In June of last year, U.S. Rep. Frank Wolf, R-Va., took to the floor of the House of Representatives to announce his office computers had been hacked via China. The veteran lawmaker also revealed that the House Information Resources and the FBI told him that other members of Congress had been similarly compromised.
Wolf did what any lawmaker would naturally do: introduce a resolution calling for greater protection of congressional computer systems. And, as usually happens in Congress, not much happened, although the Republican and Democratic caucuses held classified briefings for lawmakers on cyber-threats.
"The meetings were sparsely attended," Wolf wrote Jan. 5 to Speaker of the House Nancy Pelosi. "I fear that members are no better informed today than they were before."

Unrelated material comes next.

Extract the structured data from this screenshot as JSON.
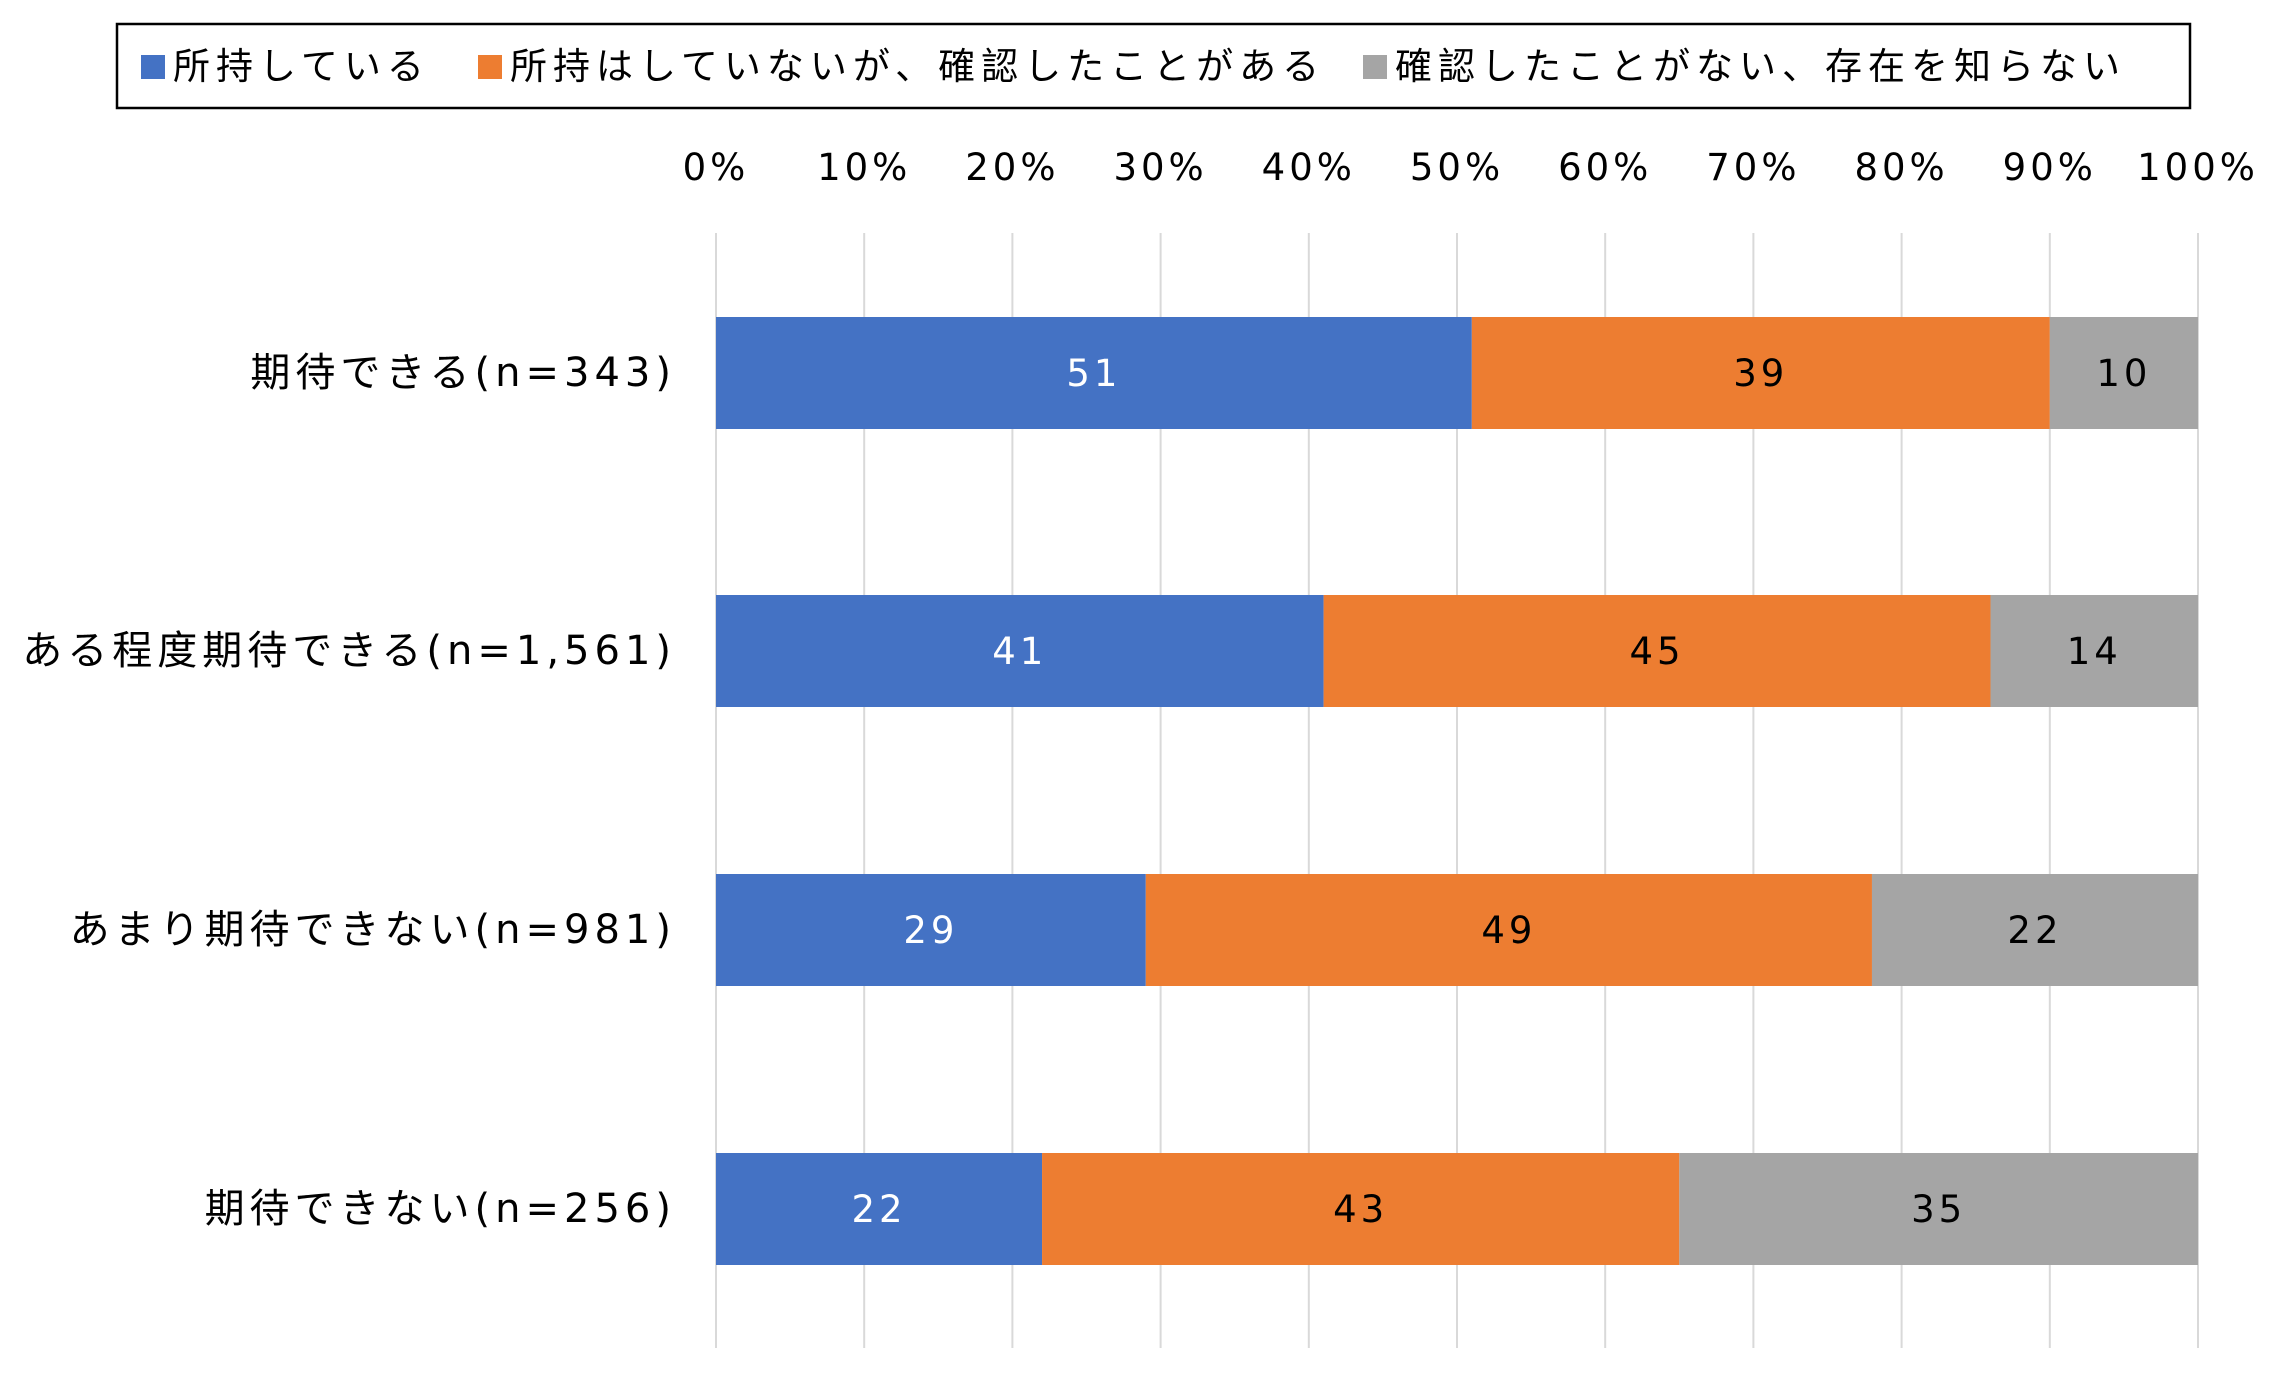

Wolf now wants Pelosi to support a new House rule requiring a secret mandatory bipartisan briefing within the first 50 days of the new 111th Congress for members on cyber-threats. Wolf wants the briefing to address "threats to House information security, threats to information security when members travel abroad, and measures being taken to secure House computer networks and electronic devices."
Daniel Scandling, Wolf's chief of staff, told the National Journal, "This is a serious issue, and we have got to have bipartisan participation. If someone physically broke into a member's office and took something, people would be up in arms. But we're turning a blind eye to information being swiped off of computers."
All of which begs the question: If lawmakers are not concerned about their own systems' security, how concerned are they about yours? Oh, I forgot, Republicans like Wolf have long contended that the private sector will take care of those threats.